Lean UX is a process that allows design teams to gather user feedback early and iterate design and code development at speed. Speed means not only deploying quickly but deploying quality applications with minimized waste and maximum collaborative problem-solving.

Lean UX is a design process that focuses on creating an MVP (minimally viable product) quickly to get an early market response. This ensures marketability before organizations invest additional time and resources into the product. Lean UX ensures that stakeholders and customers are happy with the product before going full steam ahead on coding, testing, and deployment.

Lean UX Core Principles & Processes

Lean UX includes five core principles for design and development teams to utilize.

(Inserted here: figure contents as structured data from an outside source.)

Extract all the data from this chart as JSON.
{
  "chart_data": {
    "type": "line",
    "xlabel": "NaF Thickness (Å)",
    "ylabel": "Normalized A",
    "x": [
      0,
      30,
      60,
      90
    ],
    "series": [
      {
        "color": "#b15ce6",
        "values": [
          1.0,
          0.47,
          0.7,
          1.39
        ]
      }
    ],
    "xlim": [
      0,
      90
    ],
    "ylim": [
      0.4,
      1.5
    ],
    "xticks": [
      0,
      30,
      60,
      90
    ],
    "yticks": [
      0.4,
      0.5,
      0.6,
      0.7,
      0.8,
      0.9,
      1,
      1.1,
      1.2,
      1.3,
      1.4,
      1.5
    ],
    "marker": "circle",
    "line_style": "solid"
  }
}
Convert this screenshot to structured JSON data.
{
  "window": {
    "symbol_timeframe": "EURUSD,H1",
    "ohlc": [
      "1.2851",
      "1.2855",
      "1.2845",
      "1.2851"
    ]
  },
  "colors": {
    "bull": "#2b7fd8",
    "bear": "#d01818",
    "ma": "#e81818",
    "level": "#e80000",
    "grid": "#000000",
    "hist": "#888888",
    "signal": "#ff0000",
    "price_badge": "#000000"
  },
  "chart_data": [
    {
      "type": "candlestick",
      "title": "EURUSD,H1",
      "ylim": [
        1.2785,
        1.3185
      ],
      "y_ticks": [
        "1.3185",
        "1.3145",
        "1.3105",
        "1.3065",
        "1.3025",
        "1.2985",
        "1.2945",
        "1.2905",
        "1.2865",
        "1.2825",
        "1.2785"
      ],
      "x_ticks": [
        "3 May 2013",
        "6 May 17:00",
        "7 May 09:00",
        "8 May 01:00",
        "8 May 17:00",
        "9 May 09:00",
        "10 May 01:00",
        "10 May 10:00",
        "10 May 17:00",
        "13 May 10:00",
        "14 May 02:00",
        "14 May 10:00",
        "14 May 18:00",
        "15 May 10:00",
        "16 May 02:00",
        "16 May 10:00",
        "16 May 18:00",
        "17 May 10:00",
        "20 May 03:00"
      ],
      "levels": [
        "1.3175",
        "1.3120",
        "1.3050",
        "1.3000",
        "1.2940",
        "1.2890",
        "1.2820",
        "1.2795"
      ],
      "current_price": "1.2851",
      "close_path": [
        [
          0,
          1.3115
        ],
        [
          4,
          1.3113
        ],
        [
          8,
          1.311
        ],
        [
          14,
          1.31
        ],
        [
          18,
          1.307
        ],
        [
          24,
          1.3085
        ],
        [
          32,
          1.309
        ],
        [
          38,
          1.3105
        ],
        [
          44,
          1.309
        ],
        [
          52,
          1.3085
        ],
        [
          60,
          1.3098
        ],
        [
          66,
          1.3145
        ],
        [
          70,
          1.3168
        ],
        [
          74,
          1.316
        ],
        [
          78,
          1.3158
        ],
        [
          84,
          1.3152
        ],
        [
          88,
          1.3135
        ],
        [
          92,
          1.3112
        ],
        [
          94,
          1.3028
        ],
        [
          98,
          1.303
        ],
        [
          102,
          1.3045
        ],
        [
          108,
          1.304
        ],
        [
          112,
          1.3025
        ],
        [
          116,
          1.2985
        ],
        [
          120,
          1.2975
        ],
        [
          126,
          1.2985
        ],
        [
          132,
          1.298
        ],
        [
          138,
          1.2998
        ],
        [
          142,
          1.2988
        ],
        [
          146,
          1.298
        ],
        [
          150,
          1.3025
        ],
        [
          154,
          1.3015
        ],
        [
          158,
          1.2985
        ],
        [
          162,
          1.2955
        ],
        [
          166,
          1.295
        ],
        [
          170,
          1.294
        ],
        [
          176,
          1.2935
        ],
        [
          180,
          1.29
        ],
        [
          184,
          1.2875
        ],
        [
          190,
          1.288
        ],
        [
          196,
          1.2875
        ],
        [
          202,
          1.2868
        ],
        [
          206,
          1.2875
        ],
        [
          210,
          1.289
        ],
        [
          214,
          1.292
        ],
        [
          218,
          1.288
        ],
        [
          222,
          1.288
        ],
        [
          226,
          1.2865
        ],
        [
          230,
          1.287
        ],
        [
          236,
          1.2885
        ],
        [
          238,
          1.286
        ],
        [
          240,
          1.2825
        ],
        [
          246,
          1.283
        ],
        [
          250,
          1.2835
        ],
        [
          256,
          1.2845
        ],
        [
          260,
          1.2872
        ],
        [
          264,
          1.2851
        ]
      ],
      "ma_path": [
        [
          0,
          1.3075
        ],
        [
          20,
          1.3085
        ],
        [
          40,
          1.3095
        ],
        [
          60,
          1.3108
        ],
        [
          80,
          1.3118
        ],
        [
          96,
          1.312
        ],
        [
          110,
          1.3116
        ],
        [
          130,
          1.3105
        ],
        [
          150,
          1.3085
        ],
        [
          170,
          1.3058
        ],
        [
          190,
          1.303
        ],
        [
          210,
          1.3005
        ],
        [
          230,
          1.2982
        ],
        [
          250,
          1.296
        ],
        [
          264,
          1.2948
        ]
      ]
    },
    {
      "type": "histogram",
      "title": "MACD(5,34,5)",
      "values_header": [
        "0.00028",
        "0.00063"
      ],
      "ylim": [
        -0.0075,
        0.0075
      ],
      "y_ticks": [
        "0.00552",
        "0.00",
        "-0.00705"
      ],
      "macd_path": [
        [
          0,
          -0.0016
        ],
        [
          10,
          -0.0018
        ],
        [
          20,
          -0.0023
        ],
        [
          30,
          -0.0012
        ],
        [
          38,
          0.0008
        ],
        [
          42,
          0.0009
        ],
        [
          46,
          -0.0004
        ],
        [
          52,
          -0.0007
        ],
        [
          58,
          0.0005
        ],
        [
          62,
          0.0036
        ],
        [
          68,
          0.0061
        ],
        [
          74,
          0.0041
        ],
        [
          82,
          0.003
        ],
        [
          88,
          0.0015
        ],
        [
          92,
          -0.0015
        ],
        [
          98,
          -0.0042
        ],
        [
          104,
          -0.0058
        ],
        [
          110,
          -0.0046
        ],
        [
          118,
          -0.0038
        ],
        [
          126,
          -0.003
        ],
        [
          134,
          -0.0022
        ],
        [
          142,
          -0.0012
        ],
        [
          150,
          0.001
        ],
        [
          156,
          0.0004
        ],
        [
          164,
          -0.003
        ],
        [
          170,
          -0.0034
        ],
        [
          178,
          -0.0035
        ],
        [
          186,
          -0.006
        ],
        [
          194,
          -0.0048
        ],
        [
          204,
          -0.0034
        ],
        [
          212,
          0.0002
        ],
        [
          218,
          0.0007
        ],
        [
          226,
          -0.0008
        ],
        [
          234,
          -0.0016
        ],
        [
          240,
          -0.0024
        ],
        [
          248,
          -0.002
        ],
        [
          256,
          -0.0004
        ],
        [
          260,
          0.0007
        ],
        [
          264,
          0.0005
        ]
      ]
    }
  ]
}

The core principles of Lean UX include:

  • Act as one team
  • Solve the problem
  • Collaborate on all things
  • Be flexible
  • De-emphasize deliverables

The three fundamental phases of Lean UX design include:

  • Think
    • Includes team brainstorming of product assumptions, competitive analysis, stakeholder interviews, story or mood boards, wireframes, and understanding the value of the product and its impact on the business’s bottom line.
  • Make
    • This stage focuses on creating the MVP prototype using the input from story and/or mood boards, wireframes, and sketches. The MVP prototype is a quick way to identify issues early in a non-coded product that represents enough of the base product functionality to generate feedback for improvements.
  • Check
    • The check phase tests the design feasibility based on the outcomes of the previous two phases. A/B testing can be used to compare two prototype versions or usability testing can help flush out issues from the user testing phase.

How does Lean UX differ from Agile UX?

The difference between Lean UX and Agile UX is based on the timing of deliverables. Agile UX focuses on user testing or UX research done at the start of a project to determine the path of design and code development. By contrast, Lean UX focuses on delivering an MVP and then improving it using iterative development based on ongoing user feedback.

For gauging the effectiveness of a product, Agile UX and Lean UX both rely on user testing. Lean UX is less meticulous about testing, whereas Agile UX can spend months analyzing and incorporating user feedback. Lean UX design uses raw user data, upfront user testing, and team input to create a fully functional MVP that evolves in response to users’ needs.

Lean UX focuses on creating products users want, need, and use right away. With Lean UX, teams can release usable, quality applications rapidly with the understanding that fine-tuning will occur over time within iterative sprints or development cycles. Best of all, Lean UX improves applications in response to customer feedback, so the product always meets the needs of customers.